A settlement must satisfy an unwieldy mix of authorities, including state attorneys general and regulators such as the newly formed Bureau of Consumer Financial Protection, who support heftier fines. They must also appease banking regulators, such as the OCC, that are concerned penalties could be too stiff.
"Nothing has been finalized among the states, and it's our understanding that the federal agencies we are in discussions with have not finalized their positions," said a spokesman for Iowa Attorney General Tom Miller, who is spearheading a 50-state investigation of mortgage-servicing practices.
On the utter economic futility of this idiotic action:
Bank executives say principal cuts don't necessarily improve payment patterns, and have told other parties involved in the talks that principal reductions could raise new complications.

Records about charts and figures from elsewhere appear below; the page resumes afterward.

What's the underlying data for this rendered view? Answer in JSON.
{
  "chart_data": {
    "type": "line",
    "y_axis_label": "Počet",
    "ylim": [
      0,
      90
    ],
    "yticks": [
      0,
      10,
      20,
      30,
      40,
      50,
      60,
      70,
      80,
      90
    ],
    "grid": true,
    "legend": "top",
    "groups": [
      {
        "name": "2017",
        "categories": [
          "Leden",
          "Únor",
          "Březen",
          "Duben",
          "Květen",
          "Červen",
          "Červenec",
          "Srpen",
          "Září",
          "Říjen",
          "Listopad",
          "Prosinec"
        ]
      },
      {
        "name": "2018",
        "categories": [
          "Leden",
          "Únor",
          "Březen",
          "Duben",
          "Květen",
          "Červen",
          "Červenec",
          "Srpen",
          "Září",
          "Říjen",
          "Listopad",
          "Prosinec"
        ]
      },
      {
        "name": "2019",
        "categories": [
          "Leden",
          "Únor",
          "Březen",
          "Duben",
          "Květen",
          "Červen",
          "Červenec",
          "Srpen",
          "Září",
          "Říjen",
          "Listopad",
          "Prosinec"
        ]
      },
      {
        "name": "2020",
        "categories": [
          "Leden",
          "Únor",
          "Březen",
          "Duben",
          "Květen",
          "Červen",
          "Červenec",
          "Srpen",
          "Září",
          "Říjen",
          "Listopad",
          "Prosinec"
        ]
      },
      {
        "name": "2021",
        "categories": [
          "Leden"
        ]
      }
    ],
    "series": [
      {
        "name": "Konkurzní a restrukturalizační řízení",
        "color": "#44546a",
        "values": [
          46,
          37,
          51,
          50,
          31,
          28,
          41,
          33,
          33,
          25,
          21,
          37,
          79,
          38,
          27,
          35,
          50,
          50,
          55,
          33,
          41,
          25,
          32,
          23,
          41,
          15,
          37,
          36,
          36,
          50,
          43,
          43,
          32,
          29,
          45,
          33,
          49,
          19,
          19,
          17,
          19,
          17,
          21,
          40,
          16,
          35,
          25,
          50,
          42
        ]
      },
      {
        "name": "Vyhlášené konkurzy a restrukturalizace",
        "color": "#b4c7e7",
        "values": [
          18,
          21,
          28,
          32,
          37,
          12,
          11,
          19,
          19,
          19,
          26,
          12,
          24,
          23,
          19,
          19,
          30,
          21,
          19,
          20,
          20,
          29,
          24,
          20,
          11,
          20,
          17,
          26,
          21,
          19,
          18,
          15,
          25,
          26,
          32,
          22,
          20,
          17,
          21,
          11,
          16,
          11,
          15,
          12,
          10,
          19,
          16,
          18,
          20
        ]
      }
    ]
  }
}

First, it will be difficult to determine who gets reductions and who doesn't. And even if banks agree to a $20 billion penalty, the number of mortgages that can be cured with that number is limited, one of these people said.
Any settlement could be one of the largest to hit the mortgage industry. In 2008, Bank of America settled claims worth more than $8.6 billion for loans allegedly involving predatory lending practices committed by Countrywide Finance Corp., which it acquired that year.
Of course the winner would be Obama's chances at getting reelected for a second term as teleprompter in chief. As for the outcome, now that the curve is flattening and the sad reality of the economic collapse is once again being appreciated, we will have a bank collapse that much sooner, leading to more trillions in taxpayer funded bail outs, so Wall Street can have another year of record bonuses, all the while the Chairsatan proceeds with QE 3, 4, 5, 6 and so forth. Which of course is the primary motive.